Is Spivak's "Calculus" Enough for an Analysis Course?

[mitcho]

Is Spivak's "Calculus" rigourous and comprehensive enough for an analysis course?

I will be doing my first course in real analysis this year and the textbooks have just been released. The recommended text is Spivak's "Calculus" as the title suggests. I have a copy of Stewart's "Calculus" and have heard that the content is very similar except that Spivak is slightly more rigorous. I am a little skeptical that Spivak (based on what I have heard) will be enough for an entire analysis course and so was thinking about getting a specialized analysis text. Would you recommend this or not? Do you think Spivak will get me through?
Thanks

 

[QuarkCharmer]

I'm not sure if it's okay for an Analysis course (having not taken one myself), but I can tell you that Spivak's Calculus is NOTHING like Stewart. Not even remotely similar, it's so much more difficult you have no idea. Try to look at some of the problems of a section you are familiar with in amazon preview or google books or something...

 

[mitcho]

That may actually be the answer I am looking for... I heard it was slightly different but I thought that was only in the approach. If it is much more difficult as you suggest then it might just be rigorous/theoretical enough for analysis perhaps?

 

[micromass]

As an ANALYSIS course?? No, Spivak is not good enough for an analysis course. And Stewart is certainly not good enough, it's not even good enough for a calculus course in my opinion.
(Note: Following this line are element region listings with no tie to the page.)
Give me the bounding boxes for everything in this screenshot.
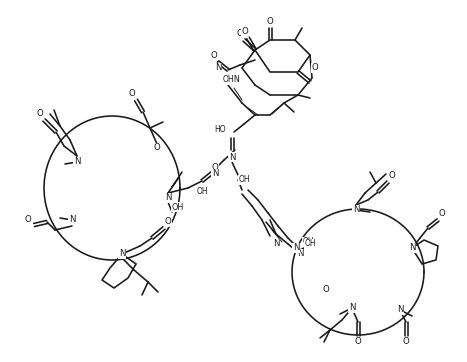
- Text: O: O: [311, 63, 318, 72]
- Text: OH: OH: [302, 237, 314, 247]
- Text: O: O: [212, 163, 219, 172]
- Text: O: O: [323, 286, 329, 295]
- Text: O: O: [237, 29, 243, 38]
- Text: O: O: [165, 218, 171, 227]
- Text: N: N: [273, 240, 279, 248]
- Text: N: N: [74, 157, 80, 167]
- Text: N: N: [293, 244, 299, 253]
- Text: O: O: [241, 26, 248, 35]
- Text: N: N: [229, 152, 235, 161]
- Text: N: N: [297, 249, 303, 258]
- Text: N: N: [215, 63, 221, 72]
- Text: OH: OH: [196, 186, 208, 195]
- Text: N: N: [212, 169, 218, 178]
- Text: O: O: [267, 17, 273, 26]
- Text: HN: HN: [228, 76, 240, 84]
- Text: O: O: [439, 210, 446, 219]
- Text: O: O: [128, 89, 135, 98]
- Text: O: O: [354, 337, 361, 346]
- Text: N: N: [69, 215, 75, 224]
- Text: OH: OH: [222, 76, 234, 84]
- Text: HO: HO: [214, 126, 226, 135]
- Text: O: O: [36, 109, 43, 118]
- Text: N: N: [353, 206, 359, 215]
- Text: N: N: [119, 249, 125, 258]
- Text: O: O: [154, 143, 160, 152]
- Text: N: N: [409, 244, 415, 253]
- Text: O: O: [211, 51, 217, 60]
- Text: O: O: [389, 172, 396, 181]
- Text: O: O: [25, 215, 31, 224]
- Text: OH: OH: [304, 240, 316, 248]
- Text: OH: OH: [238, 176, 250, 185]
- Text: O: O: [403, 337, 410, 346]
- Text: N: N: [349, 303, 355, 312]
- Text: OH: OH: [172, 202, 184, 211]
- Text: N: N: [397, 306, 403, 315]
- Text: N: N: [165, 194, 171, 202]
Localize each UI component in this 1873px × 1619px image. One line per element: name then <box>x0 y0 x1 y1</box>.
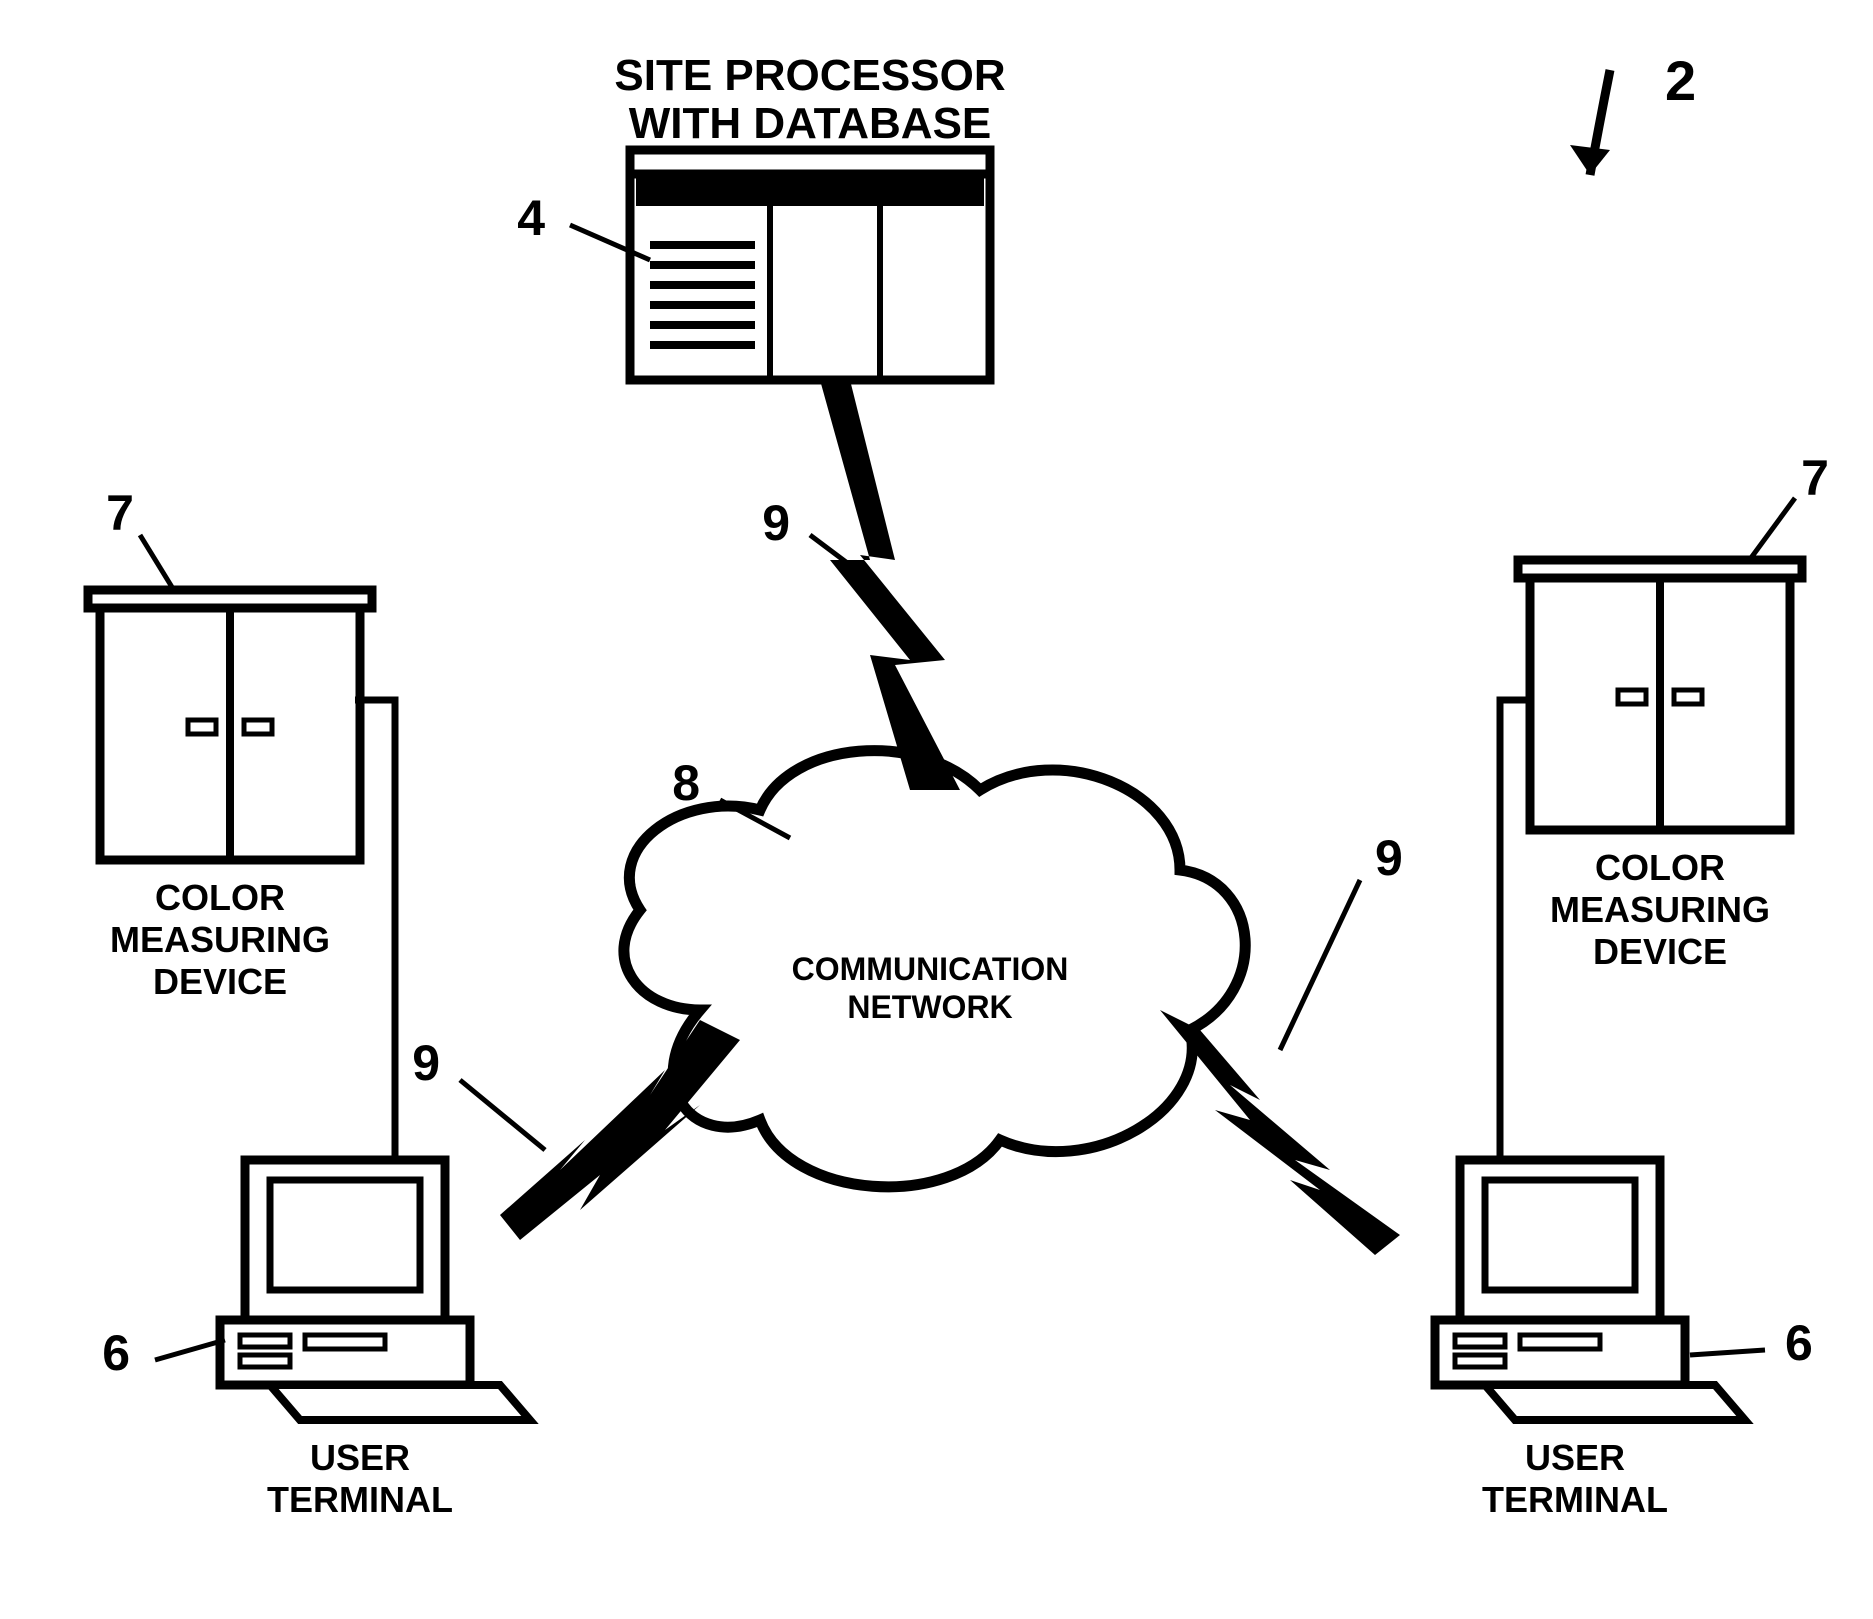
network-diagram: SITE PROCESSOR WITH DATABASE 4 2 COLOR M… <box>0 0 1873 1619</box>
cmd-left-l2: MEASURING <box>110 919 330 960</box>
ref-6-right: 6 <box>1785 1315 1813 1371</box>
ref-7-left: 7 <box>106 485 134 541</box>
cmd-right-l2: MEASURING <box>1550 889 1770 930</box>
cmd-right-l3: DEVICE <box>1593 931 1727 972</box>
cloud-label-2: NETWORK <box>847 989 1012 1025</box>
ref-9-right: 9 <box>1375 830 1403 886</box>
color-device-right <box>1518 560 1802 830</box>
site-processor-label-1: SITE PROCESSOR <box>614 51 1005 100</box>
cmd-left-l3: DEVICE <box>153 961 287 1002</box>
user-terminal-right <box>1435 1160 1745 1420</box>
ref-9-left: 9 <box>412 1035 440 1091</box>
term-left-l1: USER <box>310 1437 410 1478</box>
link-top <box>820 380 960 790</box>
user-terminal-left <box>220 1160 530 1420</box>
ref-2: 2 <box>1665 49 1696 112</box>
term-left-l2: TERMINAL <box>267 1479 453 1520</box>
site-processor-label-2: WITH DATABASE <box>629 99 992 148</box>
link-left <box>500 1020 740 1240</box>
cmd-right-l1: COLOR <box>1595 847 1725 888</box>
cmd-left-l1: COLOR <box>155 877 285 918</box>
term-right-l1: USER <box>1525 1437 1625 1478</box>
cloud-label-1: COMMUNICATION <box>792 951 1069 987</box>
ref-6-left: 6 <box>102 1325 130 1381</box>
term-right-l2: TERMINAL <box>1482 1479 1668 1520</box>
site-processor-node <box>630 150 990 380</box>
color-device-left <box>88 590 372 860</box>
ref-9-top: 9 <box>762 495 790 551</box>
ref-4: 4 <box>517 190 545 246</box>
ref-7-right: 7 <box>1801 450 1829 506</box>
ref-8: 8 <box>672 755 700 811</box>
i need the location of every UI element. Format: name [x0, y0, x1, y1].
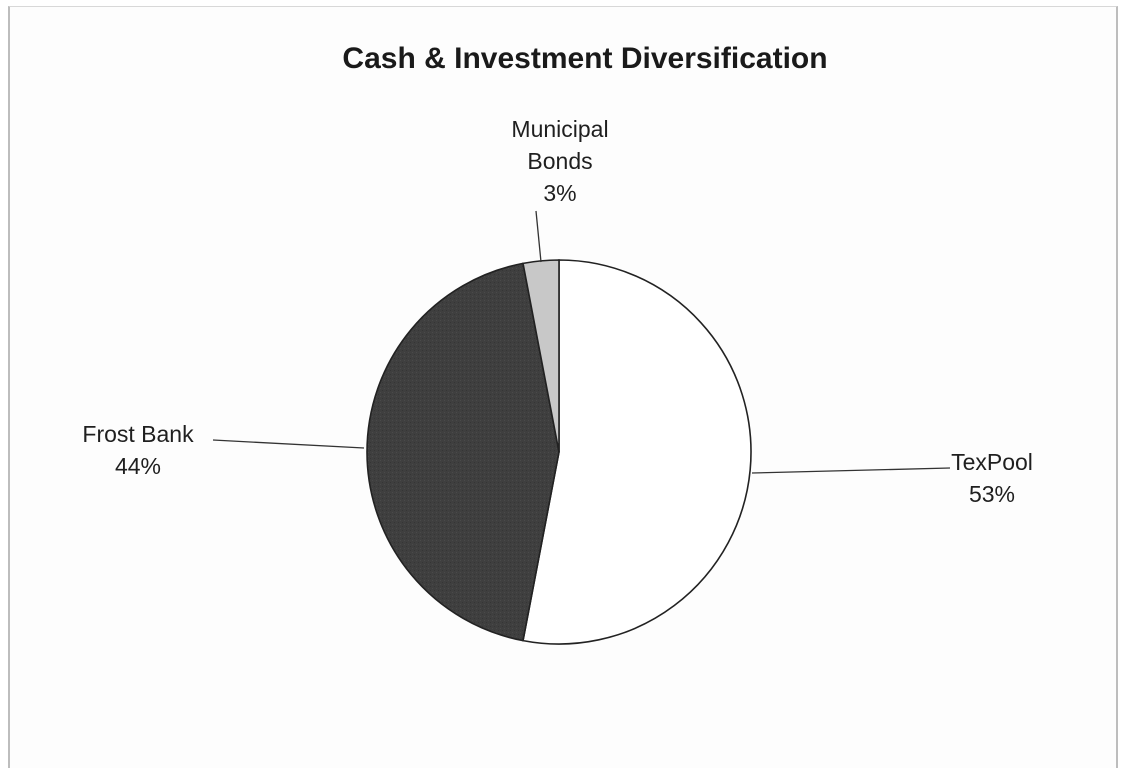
- slice-texpool: [522, 259, 752, 645]
- slice-frost-bank: [366, 262, 560, 642]
- leader-frost-bank: [212, 439, 365, 449]
- label-municipal-bonds-value: 3%: [543, 180, 576, 206]
- label-frost-bank-value: 44%: [115, 453, 161, 479]
- pie-slices: [366, 259, 752, 645]
- label-texpool-value: 53%: [969, 481, 1015, 507]
- leader-texpool: [751, 467, 951, 474]
- label-texpool-name: TexPool: [951, 449, 1033, 475]
- label-frost-bank-name: Frost Bank: [82, 421, 194, 447]
- label-municipal-bonds-name-line2: Bonds: [527, 148, 592, 174]
- chart-title: Cash & Investment Diversification: [342, 42, 827, 75]
- label-municipal-bonds-name-line1: Municipal: [511, 116, 608, 142]
- leader-municipal-bonds: [535, 210, 542, 263]
- leader-lines: [212, 210, 951, 474]
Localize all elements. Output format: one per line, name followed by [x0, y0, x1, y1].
Spivak is in a way a bridge between calculus and analysis. It's a little too rigorous for calculus, but a little too easy for an analysis course.

The problem with Spivak is that it simply doesn't treat the right topics for an analysis course. It treats the normal calculus topics. But it doesn't get into the fun analysis things.

Then again, if your recommended book is Spivak, then just go along with it. But it won't be the rigorous analysis we're all used to.

Check my blog for a collection of analysis books.

 

[jbunniii]

Spivak's treatment of calculus is closer in spirit to an analysis course than most calculus textbooks. If you learn from Spivak, you will have an easy transition to analysis texts such as Rudin's because you will already be very familiar with rigorous epislon-delta limiting arguments: why they are necessary, how to recognize when they are correctly done, and how to write your own. You will understand calculus at a more sophisticated level than if you learned it from Stewart. You will probably appreciate and admire Rudin's slickness rather than being bewildered by it.

Spivak doesn't cover any topology, and as I recall most of his theorems are for closed bounded intervals in R^1. An analysis course will generalize a lot of this material to arbitrary metric spaces, with R^n as a special case. This generalization actually makes a lot of the proofs cleaner, in addition to extending their domain of applicability. Compare Spivak's "Three Hard Theorems" with the analogous material in Rudin to see what I mean.

 

[JG89]

It might help if you post a quick summary of topics your course will cover.

 

[mathwonk]

In the old days, the progression was roughly: rigorous one variable (Spivak) calculus, Abstract algebra (Birkhoff and Maclane), rigorous advanced calculus (Loomis and Sternberg), introductory real and complex analysis via metric spaces as in Mackey's complex analysis book, general analysis as in Royden, (big) Rudin, or Halmos and Ahlfors, algebra as in Lang, and algebraic topology as in Spanier. Then you specialize.

In particular Spivak was written for a first semester freshman book.

 

[mitcho]

It might help if you post a quick summary of topics your course will cover.

This is the concise course summary and I have to say it doesn't look nearly as rigorous as analysis courses I have seen at other universities:
"Bounded & monotone sequences. Sequences & series of real functions. Intermediate & mean value theorems, iterative procedures. Taylor's Theorem & error estimates. Criteria for integrability. Vector functions, continuity & differentials. Implicit & Inverse Function Theorems & applications. Multiple integrals."

In particular Spivak was written for a first semester freshman book.

This was my concern, Stewart has gotten me through Calc I, II, III and so I am not sure if Spivak would be much of a step forward?

 

[JG89]

This is the concise course summary and I have to say it doesn't look nearly as rigorous as analysis courses I have seen at other universities:
"Bounded & monotone sequences. Sequences & series of real functions. Intermediate & mean value theorems, iterative procedures. Taylor's Theorem & error estimates. Criteria for integrability. Vector functions, continuity & differentials. Implicit & Inverse Function Theorems & applications. Multiple integrals."

Spivak will cover up to criteria for integrability. He will cover it very thoroughly and rigorously. You will need another book for the rest. You might want to try introduction to calculus & analysis volume 2 (which deals with multivariable calculus). His volume 1 deals with single variable calculus in a rigorous fashion, similar to Spivaks. So you may even want to check out both volumes.

 

[mathwonk]

more precisely, spivak was written for a first semester elite honors calculus course at harvard in the 1960's, and stewart was written for a non honors calculus course at the university of georgia in the 1990's.

i.e. spivak is on another plane disjoint from (and higher than) stewart.